B.  Pememegang kedaulatan dalam praktek ketatanegaraan Republik Indonesia
Secara ringkas dapat disebutkan dalam bentuk tabel di bawah ini terkait pememegang kedaulatan dalam praktek ketatanegaraan Republik Indonesia, yakni:
Kedaulatan Negara
Kedaulatan Rakyat
Kedaulatan Hukum
Presiden, sebagaimana diatur dalam Pasal 4 (1), 10, 11 (1-2), 12, 13 (1), 17 (1-2), 20 (2-3), 22E (1), 25A, 24A (3), 24C (3), 30 (1), 32 (1-2), 33 (2-3), 35, 36A, 36B, 36C, 37 (5).
MPR sebagaimana diatur dalam Pasal 3 (1), 7A, serta Pasal 37 (1-4).
MA sebagaimana diatur dalam Pasal 14 (1), 15 (1) 24 (2), 24A (1).
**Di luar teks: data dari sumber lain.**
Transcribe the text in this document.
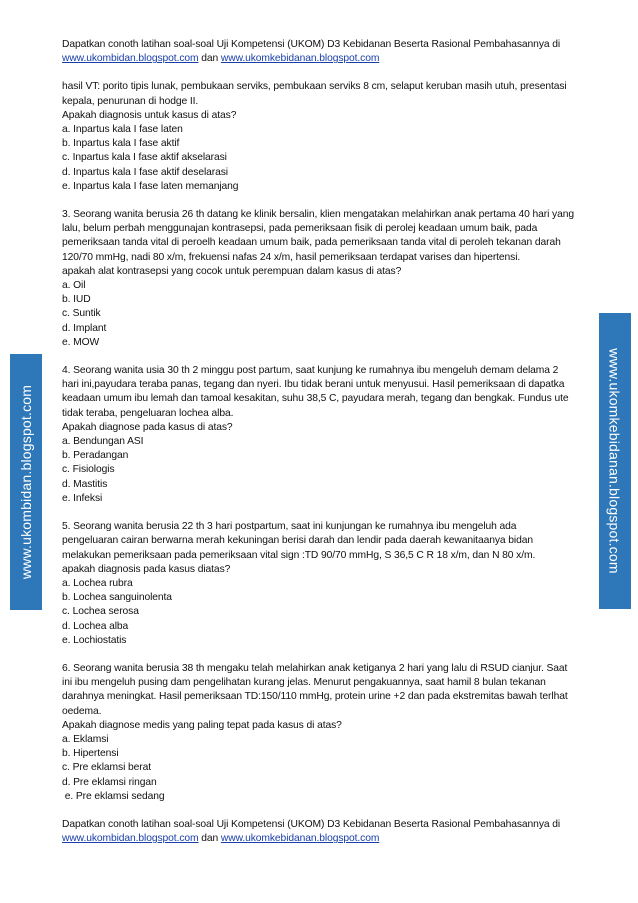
Dapatkan conoth latihan soal-soal Uji Kompetensi (UKOM) D3 Kebidanan Beserta Rasional Pembahasannya di
www.ukombidan.blogspot.com dan www.ukomkebidanan.blogspot.com
hasil VT: porito tipis lunak, pembukaan serviks, pembukaan serviks 8 cm, selaput keruban masih utuh, presentasi
kepala, penurunan di hodge II.
Apakah diagnosis untuk kasus di atas?
a. Inpartus kala I fase laten
b. Inpartus kala I fase aktif
c. Inpartus kala I fase aktif akselarasi
d. Inpartus kala I fase aktif deselarasi
e. Inpartus kala I fase laten memanjang
3. Seorang wanita berusia 26 th datang ke klinik bersalin, klien mengatakan melahirkan anak pertama 40 hari yang
lalu, belum perbah menggunajan kontrasepsi, pada pemeriksaan fisik di perolej keadaan umum baik, pada
pemeriksaan tanda vital di peroelh keadaan umum baik, pada pemeriksaan tanda vital di peroleh tekanan darah
120/70 mmHg, nadi 80 x/m, frekuensi nafas 24 x/m, hasil pemeriksaan terdapat varises dan hipertensi.
apakah alat kontrasepsi yang cocok untuk perempuan dalam kasus di atas?
a. Oil
b. IUD
c. Suntik
d. Implant
e. MOW
4. Seorang wanita usia 30 th 2 minggu post partum, saat kunjung ke rumahnya ibu mengeluh demam delama 2
hari ini,payudara teraba panas, tegang dan nyeri. Ibu tidak berani untuk menyusui. Hasil pemeriksaan di dapatka
keadaan umum ibu lemah dan tamoal kesakitan, suhu 38,5 C, payudara merah, tegang dan bengkak. Fundus ute
tidak teraba, pengeluaran lochea alba.
Apakah diagnose pada kasus di atas?
a. Bendungan ASI
b. Peradangan
c. Fisiologis
d. Mastitis
e. Infeksi
5. Seorang wanita berusia 22 th 3 hari postpartum, saat ini kunjungan ke rumahnya ibu mengeluh ada
pengeluaran cairan berwarna merah kekuningan berisi darah dan lendir pada daerah kewanitaanya bidan
melakukan pemeriksaan pada pemeriksaan vital sign :TD 90/70 mmHg, S 36,5 C R 18 x/m, dan N 80 x/m.
apakah diagnosis pada kasus diatas?
a. Lochea rubra
b. Lochea sanguinolenta
c. Lochea serosa
d. Lochea alba
e. Lochiostatis
6. Seorang wanita berusia 38 th mengaku telah melahirkan anak ketiganya 2 hari yang lalu di RSUD cianjur. Saat
ini ibu mengeluh pusing dam pengelihatan kurang jelas. Menurut pengakuannya, saat hamil 8 bulan tekanan
darahnya meningkat. Hasil pemeriksaan TD:150/110 mmHg, protein urine +2 dan pada ekstremitas bawah terlhat
oedema.
Apakah diagnose medis yang paling tepat pada kasus di atas?
a. Eklamsi
b. Hipertensi
c. Pre eklamsi berat
d. Pre eklamsi ringan
e. Pre eklamsi sedang
Dapatkan conoth latihan soal-soal Uji Kompetensi (UKOM) D3 Kebidanan Beserta Rasional Pembahasannya di
www.ukombidan.blogspot.com dan www.ukomkebidanan.blogspot.com
www.ukombidan.blogspot.com	www.ukomkebidanan.blogspot.com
Rakyat pada umumnya sebagaimana diatur dalam Pasal 6A (1), 23 (1), 28A – 29 (2),  31 (1-5), serta Pasal 33 (1 dan 4).
KY sebagaimana diatur dalam Pasal 24B (1)

DPR sebagaimana diatur dalam Pasal 7C, 11 (1-2), 13 (2), 14 (2), 18A (1), 20 (1), 20A (3), 22, (2-3), 23 (1), 23 (2-3), 24A (3), dan Pasal 24 (3).
MK sebagaimana diatur dalam Pasal 24C (1-3)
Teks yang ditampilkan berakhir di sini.